— Нет. Он вернулся из рейса как раз в тот момент, когда белые господа обследовали дом и приказали выселяться всем. Сколько крику, шуму тут было! Джон возмутился, стал грубить. Говорит, что негде жить, что вот погиб племянник. Но господа были правы. Дом разваливается. Видите, оградили проволокой, чтобы никто туда не лез. Да разве кто теперь войдет в него. Крысы хозяйничают. А тогда выселили насильно. Приехали пожарные, полицейские. Выселяют, а квартир не дают. Вот Джон и сцепился с полисменом. Я, говорит, на фронте воевал, заработал медаль. Должны дать комнату в другом доме. Чудак! Кто ему даст? Джон собрал всех мужчин, и пошли они по улицам. С флагами. Ну и забрали, арестовали его.
Я боялся спросить, где Клара, но негритянка сказала сама.
— Клара, промучавшись в больнице, умерла месяц тому назад.
Она опять заплакала, воспаленными глазами глядя на угрюмый, черный дом с пустыми окнами.
Опустив голову, едва волоча ноги, я поплелся на Бауэри-стрит. Нет больше Клары! На душе стало пусто, холодно. Будь проклята такая жизнь!
У ночлежки Армии спасения, как обычно, тянулась длинная очередь бездомных. В подвальной столовой давали кусок хлеба, миску супа и талончик на ночлег. Если встать в хвост очереди, то часов через шесть можно получить порцию супа. Если останется.

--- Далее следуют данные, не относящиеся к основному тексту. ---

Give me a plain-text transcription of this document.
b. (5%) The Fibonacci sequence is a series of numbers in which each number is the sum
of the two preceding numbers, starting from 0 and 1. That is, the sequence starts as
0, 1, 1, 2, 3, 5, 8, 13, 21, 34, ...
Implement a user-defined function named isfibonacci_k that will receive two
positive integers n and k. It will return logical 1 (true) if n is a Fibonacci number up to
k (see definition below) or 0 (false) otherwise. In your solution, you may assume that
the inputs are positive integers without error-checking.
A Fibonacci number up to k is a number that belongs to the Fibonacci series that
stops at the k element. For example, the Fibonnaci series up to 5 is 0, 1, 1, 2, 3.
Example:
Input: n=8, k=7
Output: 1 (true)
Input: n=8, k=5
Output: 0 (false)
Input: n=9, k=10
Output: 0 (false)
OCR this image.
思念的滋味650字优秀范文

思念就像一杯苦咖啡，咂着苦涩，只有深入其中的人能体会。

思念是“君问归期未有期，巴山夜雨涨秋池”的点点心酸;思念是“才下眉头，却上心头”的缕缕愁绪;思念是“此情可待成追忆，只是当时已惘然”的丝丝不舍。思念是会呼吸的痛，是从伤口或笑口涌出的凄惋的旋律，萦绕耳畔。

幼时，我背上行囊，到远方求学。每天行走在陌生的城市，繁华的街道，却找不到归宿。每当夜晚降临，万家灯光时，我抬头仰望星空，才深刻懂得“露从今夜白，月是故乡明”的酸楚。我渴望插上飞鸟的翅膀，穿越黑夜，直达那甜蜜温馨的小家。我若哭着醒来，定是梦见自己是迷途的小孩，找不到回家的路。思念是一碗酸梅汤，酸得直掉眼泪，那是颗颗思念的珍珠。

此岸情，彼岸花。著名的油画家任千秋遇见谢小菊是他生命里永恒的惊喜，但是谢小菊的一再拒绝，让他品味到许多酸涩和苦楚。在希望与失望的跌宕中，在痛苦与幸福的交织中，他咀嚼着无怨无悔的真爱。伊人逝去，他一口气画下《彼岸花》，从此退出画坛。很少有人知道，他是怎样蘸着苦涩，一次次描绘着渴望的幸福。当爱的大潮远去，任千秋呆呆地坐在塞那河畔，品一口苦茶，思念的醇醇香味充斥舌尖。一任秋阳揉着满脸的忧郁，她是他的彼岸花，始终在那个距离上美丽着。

Но я пока обойдусь без этой подачки. Экономя, смогу жить, употребив месяц на поиски работы. А может быть, подойдет советский пароход. Тогда-то уж знаю, что делать. Заберусь тайком в трюм. И все. Появлюсь, когда судно будет далеко от берега. В океан не выбросят и обратно не вернут. Мечты о Родине приобрели такую мучительную остроту, что порой я буквально бредил ими. Сколько раз ходил в порт, но на причалах не было ни одного русского судна.
Прошел еще месяц. Я проел последние деньги и продал все, что можно было продать, с каждым днем опускаясь все ниже и ниже. В мрачном отчаянии я слонялся по Манхаттену. Каждый вечер меня тянуло сюда, на шумные стриты. Здесь жизнь кипела, переливаясь всеми красками. Всюду было полно народу. Люди казались беззаботными и веселыми, несмотря на моросящий дождь. Их ждала дома семья, сытный ужин, тепло родных глаз. А мне некуда было податься. Я остановился на углу Таймс-сквера, напротив бронзового памятника. Наверху светились рекламы редакции «Нью-Йорк таймс». Рядом соблазнительно горели огни булочной. Я подошел к витрине. Россыпь булочек, пирожков, калачей, хлебцев неодолимо потянула меня к себе. Вот если бы купить этот хлебец с тмином. Всего двадцать центов. Я даже почувствовал на языке вкус этого хлебца. Но где достать проклятые монеты? Невдалеке от булочной, на углу, я заметил старого человека в широкополой потрепанной шляпе и длинном засаленном пальто. Он продавал самодельные зажигалки из патронов. Самоделки. Кому они нужны? Но все же иногда прохожие приостанавливались и торопливо бросали монетку в жестяную коробку у его ног. Центы серебряными рыбками исчезали в банке.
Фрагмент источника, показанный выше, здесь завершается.